Managers would often like to know if the person they intend to hire would at some stage in the future be a threat to the hiring company. Managers may therefore be keen to vet candidates before they employ them.
Vetting is defined in the Collins English Dictionary as “making prior examination and critical appraisal of a person”. It’s checking facts that the hiring manager is provided with by a candidate in support of a job application.
This article discusses what is and is not possible for the average commercial firm within the existing UK legal structure concerning vetting. It aims to provide clarity on an industry that has sprung up over the past ten years claiming to be accredited to carry out ‘BPSS’ checks and ‘Criminal Records Checks’ on prospective employees.
The reality is that many such checking organisations play on words, bigging-up their offer by aligning their service descriptions to Government processes and standards.
There are a few basic ideas that cover the subject.
Managers are entitled to ask questions during the hiring process about anything that materially affects a candidate’s ability to do the job. Under the Equality Act, they may not ask anything that departs from this before making an offer – that would be unfair.

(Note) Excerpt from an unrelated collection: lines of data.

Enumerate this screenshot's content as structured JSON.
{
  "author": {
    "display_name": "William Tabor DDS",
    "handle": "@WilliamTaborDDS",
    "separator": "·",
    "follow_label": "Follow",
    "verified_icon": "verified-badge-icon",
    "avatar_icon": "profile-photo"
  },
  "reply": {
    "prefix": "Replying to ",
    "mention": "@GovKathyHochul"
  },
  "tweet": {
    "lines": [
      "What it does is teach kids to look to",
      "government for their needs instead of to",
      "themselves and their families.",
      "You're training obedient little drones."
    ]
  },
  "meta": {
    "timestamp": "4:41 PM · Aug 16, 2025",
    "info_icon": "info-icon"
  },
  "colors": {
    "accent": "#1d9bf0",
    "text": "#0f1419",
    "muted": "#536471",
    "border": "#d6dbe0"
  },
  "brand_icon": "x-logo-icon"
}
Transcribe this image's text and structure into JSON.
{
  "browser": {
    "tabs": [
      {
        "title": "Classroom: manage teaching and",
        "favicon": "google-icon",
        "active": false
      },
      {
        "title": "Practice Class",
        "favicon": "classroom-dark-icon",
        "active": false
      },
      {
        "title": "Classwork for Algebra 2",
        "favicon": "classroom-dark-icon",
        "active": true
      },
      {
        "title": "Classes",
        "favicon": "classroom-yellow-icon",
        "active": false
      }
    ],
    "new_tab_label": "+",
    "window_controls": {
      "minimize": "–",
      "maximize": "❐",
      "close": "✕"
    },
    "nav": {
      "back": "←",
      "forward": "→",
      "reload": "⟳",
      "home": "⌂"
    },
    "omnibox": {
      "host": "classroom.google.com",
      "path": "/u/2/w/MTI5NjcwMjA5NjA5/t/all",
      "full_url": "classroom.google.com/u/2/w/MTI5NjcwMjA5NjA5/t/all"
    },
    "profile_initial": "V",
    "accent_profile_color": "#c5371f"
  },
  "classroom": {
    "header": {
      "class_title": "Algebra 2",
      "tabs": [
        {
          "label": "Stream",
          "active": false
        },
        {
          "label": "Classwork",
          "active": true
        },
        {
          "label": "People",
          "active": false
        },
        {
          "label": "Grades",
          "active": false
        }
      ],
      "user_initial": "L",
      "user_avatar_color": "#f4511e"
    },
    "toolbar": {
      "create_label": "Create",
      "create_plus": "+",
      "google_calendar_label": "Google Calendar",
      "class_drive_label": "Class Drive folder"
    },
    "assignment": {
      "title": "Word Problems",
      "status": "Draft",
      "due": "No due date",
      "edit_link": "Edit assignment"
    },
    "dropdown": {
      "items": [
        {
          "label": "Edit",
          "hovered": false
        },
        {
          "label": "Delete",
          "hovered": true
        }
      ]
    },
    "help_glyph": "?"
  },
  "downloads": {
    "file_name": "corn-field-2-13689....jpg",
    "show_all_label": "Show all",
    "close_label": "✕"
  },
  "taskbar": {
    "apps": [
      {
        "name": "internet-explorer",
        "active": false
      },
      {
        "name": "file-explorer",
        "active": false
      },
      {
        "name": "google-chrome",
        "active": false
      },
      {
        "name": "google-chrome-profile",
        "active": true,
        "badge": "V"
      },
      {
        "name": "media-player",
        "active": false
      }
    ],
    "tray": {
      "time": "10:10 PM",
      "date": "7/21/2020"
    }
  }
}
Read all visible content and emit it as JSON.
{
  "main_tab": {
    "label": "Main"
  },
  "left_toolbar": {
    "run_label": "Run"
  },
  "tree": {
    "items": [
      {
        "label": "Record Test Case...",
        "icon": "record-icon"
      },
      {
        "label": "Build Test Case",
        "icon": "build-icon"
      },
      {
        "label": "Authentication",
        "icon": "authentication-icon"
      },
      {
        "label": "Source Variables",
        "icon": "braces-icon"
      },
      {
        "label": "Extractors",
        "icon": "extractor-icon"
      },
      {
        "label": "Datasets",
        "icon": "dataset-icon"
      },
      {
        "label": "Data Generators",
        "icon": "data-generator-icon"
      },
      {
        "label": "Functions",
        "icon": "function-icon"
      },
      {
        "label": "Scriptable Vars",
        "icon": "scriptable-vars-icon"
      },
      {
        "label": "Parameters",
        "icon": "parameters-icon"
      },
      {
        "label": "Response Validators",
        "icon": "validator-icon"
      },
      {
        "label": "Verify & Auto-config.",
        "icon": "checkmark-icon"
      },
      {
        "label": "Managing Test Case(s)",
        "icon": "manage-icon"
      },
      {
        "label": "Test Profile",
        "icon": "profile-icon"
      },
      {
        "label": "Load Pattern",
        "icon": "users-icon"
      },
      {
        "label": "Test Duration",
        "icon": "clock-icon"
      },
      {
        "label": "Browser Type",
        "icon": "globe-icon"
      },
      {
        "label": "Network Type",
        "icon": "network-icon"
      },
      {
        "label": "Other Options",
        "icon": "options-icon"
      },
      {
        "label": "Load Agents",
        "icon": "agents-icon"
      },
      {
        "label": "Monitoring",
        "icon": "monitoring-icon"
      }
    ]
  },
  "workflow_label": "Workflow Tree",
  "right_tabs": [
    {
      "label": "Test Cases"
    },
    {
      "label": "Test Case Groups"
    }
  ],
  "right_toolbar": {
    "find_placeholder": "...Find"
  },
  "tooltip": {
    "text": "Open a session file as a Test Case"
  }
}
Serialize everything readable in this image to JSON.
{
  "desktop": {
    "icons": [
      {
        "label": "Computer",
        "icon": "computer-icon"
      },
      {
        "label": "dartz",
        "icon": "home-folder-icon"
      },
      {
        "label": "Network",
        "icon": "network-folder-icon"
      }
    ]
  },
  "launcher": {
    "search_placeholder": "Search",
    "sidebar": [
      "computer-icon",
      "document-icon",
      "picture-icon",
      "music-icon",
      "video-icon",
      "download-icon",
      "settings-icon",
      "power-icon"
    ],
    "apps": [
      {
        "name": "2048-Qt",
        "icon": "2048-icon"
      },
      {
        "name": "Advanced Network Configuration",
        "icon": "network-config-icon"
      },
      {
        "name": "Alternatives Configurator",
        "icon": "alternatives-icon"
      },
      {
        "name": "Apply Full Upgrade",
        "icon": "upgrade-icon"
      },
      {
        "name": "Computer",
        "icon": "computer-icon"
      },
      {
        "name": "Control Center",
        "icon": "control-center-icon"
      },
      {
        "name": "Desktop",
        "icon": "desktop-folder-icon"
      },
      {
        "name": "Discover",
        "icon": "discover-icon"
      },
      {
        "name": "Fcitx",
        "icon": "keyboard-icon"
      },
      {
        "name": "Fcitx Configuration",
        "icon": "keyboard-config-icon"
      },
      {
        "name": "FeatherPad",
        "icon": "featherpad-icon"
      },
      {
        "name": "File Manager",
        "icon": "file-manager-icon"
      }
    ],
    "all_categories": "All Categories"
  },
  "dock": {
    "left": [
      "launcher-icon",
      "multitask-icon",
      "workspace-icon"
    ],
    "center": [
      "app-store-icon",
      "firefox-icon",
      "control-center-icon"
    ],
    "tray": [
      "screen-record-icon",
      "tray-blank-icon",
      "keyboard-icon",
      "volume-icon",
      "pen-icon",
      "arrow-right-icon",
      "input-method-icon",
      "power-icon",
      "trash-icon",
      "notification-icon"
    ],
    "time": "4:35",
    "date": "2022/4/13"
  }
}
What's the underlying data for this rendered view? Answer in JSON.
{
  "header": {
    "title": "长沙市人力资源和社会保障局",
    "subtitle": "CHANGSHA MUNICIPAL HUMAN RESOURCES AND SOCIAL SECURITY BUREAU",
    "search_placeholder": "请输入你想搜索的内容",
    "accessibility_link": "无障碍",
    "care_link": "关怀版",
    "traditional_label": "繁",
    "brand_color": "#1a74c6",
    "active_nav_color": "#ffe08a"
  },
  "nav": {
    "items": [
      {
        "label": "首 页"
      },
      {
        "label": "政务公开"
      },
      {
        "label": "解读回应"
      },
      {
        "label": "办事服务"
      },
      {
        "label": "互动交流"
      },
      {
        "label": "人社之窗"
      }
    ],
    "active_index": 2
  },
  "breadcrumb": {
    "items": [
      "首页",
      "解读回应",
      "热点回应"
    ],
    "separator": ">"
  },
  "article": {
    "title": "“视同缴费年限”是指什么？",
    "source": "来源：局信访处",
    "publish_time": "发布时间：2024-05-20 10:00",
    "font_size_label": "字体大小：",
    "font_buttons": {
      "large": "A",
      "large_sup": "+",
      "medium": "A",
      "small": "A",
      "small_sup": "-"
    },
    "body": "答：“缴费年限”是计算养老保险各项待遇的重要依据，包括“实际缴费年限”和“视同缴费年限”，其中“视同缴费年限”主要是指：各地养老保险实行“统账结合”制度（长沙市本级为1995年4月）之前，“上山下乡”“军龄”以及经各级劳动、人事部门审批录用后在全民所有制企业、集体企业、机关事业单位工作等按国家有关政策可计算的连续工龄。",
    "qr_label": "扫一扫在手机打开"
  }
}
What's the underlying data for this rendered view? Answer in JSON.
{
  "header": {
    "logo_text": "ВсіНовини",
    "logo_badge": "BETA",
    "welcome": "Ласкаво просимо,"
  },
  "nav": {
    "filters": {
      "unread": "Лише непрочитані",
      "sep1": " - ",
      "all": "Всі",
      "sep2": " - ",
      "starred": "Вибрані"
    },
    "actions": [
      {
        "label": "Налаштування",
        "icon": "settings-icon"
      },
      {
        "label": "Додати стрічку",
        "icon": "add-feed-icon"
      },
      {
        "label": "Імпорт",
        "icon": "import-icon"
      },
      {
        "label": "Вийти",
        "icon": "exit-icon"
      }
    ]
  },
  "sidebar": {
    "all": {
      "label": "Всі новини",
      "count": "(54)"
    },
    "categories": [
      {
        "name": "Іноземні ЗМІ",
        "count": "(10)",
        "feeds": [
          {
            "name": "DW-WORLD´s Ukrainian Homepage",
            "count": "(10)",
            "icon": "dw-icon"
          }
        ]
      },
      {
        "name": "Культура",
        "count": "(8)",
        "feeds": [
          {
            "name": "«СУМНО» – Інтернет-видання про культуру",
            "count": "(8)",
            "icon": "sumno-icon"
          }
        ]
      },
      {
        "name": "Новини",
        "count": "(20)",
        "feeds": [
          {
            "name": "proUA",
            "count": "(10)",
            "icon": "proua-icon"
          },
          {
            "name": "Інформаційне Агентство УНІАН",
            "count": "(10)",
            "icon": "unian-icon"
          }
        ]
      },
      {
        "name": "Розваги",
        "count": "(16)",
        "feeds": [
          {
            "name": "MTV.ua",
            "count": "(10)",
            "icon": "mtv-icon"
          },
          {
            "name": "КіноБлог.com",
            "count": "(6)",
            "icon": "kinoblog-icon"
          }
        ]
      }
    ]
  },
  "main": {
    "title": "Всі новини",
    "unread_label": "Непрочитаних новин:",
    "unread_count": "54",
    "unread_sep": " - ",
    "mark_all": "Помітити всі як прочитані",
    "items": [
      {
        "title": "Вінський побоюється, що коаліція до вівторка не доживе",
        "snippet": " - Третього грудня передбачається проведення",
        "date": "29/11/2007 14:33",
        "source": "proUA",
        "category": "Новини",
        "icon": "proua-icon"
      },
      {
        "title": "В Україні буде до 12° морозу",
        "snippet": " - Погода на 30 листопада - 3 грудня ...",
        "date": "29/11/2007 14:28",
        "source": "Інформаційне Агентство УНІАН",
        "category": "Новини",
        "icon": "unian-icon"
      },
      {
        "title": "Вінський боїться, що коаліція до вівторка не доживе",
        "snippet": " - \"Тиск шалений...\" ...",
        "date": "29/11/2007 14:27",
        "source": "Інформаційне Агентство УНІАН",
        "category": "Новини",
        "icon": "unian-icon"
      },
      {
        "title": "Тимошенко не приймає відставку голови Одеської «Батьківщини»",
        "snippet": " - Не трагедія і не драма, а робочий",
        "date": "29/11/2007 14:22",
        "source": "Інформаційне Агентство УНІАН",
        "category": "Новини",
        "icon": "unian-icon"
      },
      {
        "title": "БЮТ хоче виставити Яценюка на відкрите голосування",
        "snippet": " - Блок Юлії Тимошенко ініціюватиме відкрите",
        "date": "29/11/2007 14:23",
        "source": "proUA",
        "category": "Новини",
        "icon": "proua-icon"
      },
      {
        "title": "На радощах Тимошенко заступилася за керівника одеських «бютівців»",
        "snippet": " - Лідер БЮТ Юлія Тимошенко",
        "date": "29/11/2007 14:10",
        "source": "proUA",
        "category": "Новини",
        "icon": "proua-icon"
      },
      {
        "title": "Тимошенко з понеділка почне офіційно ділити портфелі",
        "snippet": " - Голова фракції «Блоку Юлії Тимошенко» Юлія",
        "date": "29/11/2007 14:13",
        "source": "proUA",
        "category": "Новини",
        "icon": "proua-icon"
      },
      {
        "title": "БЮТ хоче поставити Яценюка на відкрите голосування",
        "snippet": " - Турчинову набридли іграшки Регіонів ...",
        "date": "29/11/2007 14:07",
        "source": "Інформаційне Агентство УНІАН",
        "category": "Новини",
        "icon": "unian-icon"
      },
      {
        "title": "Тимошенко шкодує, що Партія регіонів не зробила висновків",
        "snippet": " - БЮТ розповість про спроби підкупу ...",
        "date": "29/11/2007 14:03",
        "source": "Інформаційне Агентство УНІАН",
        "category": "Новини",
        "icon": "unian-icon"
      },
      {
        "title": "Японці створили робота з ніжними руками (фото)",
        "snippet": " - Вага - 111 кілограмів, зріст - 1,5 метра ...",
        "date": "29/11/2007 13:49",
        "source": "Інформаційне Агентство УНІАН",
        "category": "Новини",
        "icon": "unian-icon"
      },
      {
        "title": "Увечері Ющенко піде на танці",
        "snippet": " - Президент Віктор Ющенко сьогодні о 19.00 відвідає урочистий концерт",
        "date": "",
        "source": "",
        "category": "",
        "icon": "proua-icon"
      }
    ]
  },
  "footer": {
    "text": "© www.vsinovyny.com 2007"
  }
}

Once an offer has been made, it can be subject to health screening, references and satisfactory searches of public information and criminal records. But even here, the searches and enquiries will need to be proportionate and relevant and conclusions reached fairly and reasonably. Just because a candidate has a criminal record does not automatically exclude them from employment, for example.
The Government has implemented vetting for all staff and contractors handling Government information. That’s covered by the Baseline Personnel and Security Standard (BPSS) checks and other levels of enquiry and clearance.
It has also implemented a Disclosure and Barring Service (DBS) to vet those that might be employed or volunteer to work with children and vulnerable adults.
Finally, individuals in the UK can get a certificate setting out basic disclosure of their own criminal record from the Scottish Government.
No other forms of official vetting exist.
An industry has sprung up around private enquiry on publically available databases to screen employees before employment. Care is needed to interpret what the various providers actually do over that which a manager can do himself or herself. Many wild claims are made.
Some industry bodies have developed their own standards within the industry – a good example is the security industry. The security industry has spawned the British Standard BS 7858 that sets out policy and processes when making enquiries about staff employed as guards, for example.
Checks should be used for four things in the hiring process:
• Proof of identity and address – is the person who they say they are?
• Proof of nationality and right to work in the UK?
• Proof of personal characteristics such as qualifications, experience and past employment?
• Presence of any heightened risk to the firm by employing them?
These checks are known as vetting or pre-employment checks.